Don Salvo's face went a darker shade. Something mean flickered behind his eyes.

"Sweet little lovebirds. You won't take the easy road, fine. Bruno — go ring the bell at the church. I'm calling in every dock boss and every family elder in this town. Tonight we deal with these troublemakers by Porto Scuro rules. Let's see who tries to stop me."

Bruno gave a twisted grin and limped out.

A heavy bell started ringing across the rooftops, slow and deep, and you could feel it in your stomach.

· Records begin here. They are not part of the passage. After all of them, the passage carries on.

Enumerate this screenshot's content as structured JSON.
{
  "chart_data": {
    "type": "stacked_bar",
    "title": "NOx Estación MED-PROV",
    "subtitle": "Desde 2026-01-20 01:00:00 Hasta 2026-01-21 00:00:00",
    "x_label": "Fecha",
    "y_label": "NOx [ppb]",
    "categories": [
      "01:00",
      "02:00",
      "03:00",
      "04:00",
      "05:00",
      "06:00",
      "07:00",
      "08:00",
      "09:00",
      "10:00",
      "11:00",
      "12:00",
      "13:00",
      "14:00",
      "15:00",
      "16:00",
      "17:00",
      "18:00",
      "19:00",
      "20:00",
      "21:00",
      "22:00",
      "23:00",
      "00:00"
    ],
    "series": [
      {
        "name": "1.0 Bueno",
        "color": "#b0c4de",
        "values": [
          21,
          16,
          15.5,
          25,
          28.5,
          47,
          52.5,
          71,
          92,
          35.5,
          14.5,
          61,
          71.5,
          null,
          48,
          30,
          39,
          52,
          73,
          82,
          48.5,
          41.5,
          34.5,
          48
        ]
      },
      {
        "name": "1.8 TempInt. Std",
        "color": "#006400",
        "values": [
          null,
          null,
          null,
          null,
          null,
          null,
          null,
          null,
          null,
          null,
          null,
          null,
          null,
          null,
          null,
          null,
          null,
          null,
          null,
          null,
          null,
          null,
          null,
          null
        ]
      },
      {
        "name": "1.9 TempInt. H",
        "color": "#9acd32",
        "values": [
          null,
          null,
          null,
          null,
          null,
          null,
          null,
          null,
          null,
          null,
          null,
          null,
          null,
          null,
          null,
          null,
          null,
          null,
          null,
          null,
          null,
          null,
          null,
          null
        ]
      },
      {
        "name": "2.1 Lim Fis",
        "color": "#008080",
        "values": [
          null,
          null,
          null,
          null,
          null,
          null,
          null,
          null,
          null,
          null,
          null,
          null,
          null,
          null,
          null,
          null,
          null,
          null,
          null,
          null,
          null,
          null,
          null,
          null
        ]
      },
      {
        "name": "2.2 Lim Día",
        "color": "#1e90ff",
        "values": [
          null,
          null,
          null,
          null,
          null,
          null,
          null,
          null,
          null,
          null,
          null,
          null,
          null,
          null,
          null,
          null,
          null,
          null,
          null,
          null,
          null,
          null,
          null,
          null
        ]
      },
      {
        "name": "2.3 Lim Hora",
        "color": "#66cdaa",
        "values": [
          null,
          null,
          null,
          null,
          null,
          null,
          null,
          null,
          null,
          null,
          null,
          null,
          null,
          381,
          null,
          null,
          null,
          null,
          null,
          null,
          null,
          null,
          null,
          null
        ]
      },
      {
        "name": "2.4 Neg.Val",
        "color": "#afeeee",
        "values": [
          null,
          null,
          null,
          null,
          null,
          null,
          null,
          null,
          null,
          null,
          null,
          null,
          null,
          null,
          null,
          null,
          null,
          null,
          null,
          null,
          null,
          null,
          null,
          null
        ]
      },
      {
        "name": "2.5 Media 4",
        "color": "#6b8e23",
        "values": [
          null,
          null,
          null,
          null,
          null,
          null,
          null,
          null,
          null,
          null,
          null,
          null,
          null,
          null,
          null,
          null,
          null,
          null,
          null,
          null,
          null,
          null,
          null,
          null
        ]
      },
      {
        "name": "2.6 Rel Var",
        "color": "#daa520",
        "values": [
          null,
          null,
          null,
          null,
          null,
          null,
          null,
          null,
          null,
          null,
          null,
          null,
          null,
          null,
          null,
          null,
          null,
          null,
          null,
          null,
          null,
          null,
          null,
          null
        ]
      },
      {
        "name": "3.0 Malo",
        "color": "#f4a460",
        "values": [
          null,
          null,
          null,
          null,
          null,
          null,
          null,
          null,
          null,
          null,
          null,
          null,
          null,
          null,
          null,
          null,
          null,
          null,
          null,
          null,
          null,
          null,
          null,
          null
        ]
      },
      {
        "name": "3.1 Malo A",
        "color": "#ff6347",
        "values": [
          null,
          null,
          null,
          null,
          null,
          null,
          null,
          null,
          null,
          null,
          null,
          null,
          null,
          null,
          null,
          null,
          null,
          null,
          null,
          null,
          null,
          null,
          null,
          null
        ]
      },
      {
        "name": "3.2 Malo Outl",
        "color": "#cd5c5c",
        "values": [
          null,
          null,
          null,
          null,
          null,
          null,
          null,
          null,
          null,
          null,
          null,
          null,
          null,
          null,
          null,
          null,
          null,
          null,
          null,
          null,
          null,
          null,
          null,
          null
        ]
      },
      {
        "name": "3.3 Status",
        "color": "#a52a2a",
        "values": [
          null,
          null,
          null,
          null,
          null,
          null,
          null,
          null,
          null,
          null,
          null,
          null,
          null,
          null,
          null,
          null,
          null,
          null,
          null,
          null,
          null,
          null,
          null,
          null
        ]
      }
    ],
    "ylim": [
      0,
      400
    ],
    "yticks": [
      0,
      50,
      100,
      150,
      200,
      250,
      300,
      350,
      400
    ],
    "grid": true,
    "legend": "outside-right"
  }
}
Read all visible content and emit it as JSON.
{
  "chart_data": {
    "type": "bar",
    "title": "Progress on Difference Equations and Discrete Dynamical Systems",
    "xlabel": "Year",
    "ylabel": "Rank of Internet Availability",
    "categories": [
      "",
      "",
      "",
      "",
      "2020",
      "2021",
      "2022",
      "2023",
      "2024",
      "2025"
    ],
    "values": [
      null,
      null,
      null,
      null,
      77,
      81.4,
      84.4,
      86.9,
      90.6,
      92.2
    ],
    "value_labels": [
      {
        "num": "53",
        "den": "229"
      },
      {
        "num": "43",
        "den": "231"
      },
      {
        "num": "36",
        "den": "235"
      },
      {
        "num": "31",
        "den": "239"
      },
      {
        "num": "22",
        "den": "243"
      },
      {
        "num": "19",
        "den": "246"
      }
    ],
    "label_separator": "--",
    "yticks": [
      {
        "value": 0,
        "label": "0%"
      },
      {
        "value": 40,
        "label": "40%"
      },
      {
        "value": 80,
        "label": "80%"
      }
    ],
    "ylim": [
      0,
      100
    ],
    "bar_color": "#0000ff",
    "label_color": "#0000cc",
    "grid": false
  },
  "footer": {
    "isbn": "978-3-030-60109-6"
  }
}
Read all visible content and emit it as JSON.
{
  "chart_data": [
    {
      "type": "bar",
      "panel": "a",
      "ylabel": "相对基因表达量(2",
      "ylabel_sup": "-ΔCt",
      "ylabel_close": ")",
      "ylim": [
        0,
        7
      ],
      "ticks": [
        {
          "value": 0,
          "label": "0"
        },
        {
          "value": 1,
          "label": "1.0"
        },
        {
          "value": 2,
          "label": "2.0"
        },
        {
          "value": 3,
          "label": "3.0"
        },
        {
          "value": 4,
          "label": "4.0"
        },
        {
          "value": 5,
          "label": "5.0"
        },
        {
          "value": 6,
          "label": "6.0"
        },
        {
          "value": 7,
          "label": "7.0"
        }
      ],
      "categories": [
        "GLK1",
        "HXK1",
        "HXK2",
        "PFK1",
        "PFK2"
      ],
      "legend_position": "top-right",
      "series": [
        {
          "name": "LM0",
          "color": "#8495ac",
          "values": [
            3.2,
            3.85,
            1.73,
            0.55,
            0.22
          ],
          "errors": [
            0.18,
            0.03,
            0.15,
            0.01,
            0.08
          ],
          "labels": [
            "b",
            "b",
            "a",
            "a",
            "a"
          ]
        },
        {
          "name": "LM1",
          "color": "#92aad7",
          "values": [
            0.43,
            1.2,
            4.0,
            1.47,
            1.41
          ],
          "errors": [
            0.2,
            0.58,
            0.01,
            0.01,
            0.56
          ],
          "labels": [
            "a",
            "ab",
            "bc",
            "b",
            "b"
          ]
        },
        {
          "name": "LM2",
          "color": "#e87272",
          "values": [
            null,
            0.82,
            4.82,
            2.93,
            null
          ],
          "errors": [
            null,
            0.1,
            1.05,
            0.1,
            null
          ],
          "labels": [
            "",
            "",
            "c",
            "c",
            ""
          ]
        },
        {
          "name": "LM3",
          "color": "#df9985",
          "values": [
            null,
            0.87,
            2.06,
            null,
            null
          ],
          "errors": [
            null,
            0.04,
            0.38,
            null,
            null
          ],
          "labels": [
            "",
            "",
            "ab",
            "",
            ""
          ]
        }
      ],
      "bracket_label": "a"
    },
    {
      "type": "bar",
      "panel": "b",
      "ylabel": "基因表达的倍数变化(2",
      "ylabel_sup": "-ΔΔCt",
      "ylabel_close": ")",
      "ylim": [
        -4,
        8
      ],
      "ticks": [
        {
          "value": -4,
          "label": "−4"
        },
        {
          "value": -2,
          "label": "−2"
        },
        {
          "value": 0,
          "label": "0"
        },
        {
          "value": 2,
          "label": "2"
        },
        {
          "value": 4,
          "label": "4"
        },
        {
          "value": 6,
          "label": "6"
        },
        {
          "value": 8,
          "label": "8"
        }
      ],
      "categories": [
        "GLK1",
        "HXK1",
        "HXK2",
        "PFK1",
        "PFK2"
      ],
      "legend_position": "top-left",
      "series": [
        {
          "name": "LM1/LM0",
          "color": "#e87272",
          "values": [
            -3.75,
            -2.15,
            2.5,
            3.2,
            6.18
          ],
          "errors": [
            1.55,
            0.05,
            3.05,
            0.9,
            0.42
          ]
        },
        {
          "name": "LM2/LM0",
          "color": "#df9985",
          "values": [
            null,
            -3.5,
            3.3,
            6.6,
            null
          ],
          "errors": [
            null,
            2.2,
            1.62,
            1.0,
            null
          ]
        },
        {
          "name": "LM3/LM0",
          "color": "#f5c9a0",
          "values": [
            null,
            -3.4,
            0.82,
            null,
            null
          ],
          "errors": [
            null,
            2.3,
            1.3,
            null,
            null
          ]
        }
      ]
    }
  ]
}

This was the worst sentence Porto Scuro had. What Don Salvo called "the rules" was a mob court — not law, just the unwritten code the dock racket and the local strongmen had cooked up between them over the decades. Once they ruled on you, you didn't walk out the same.

Giulia slid down to the stones, the color gone from her face.

"It's over. Sister. Marco. We're dead. Nobody walks out of Porto Scuro after they ring that bell. Nobody."

I held Marco up. I looked at Don Salvo. There was nothing warm left in my face.

"Salvo. You'd better pray we die here tonight. Because if we don't, tomorrow your whole family is on their knees in front of me, and you're spending the rest of your life in a cell."

Don Salvo spat on the floor. The fat under his chin shook.

"Big words. Surround them. Move them down to the dock yards. Not one of them gets away."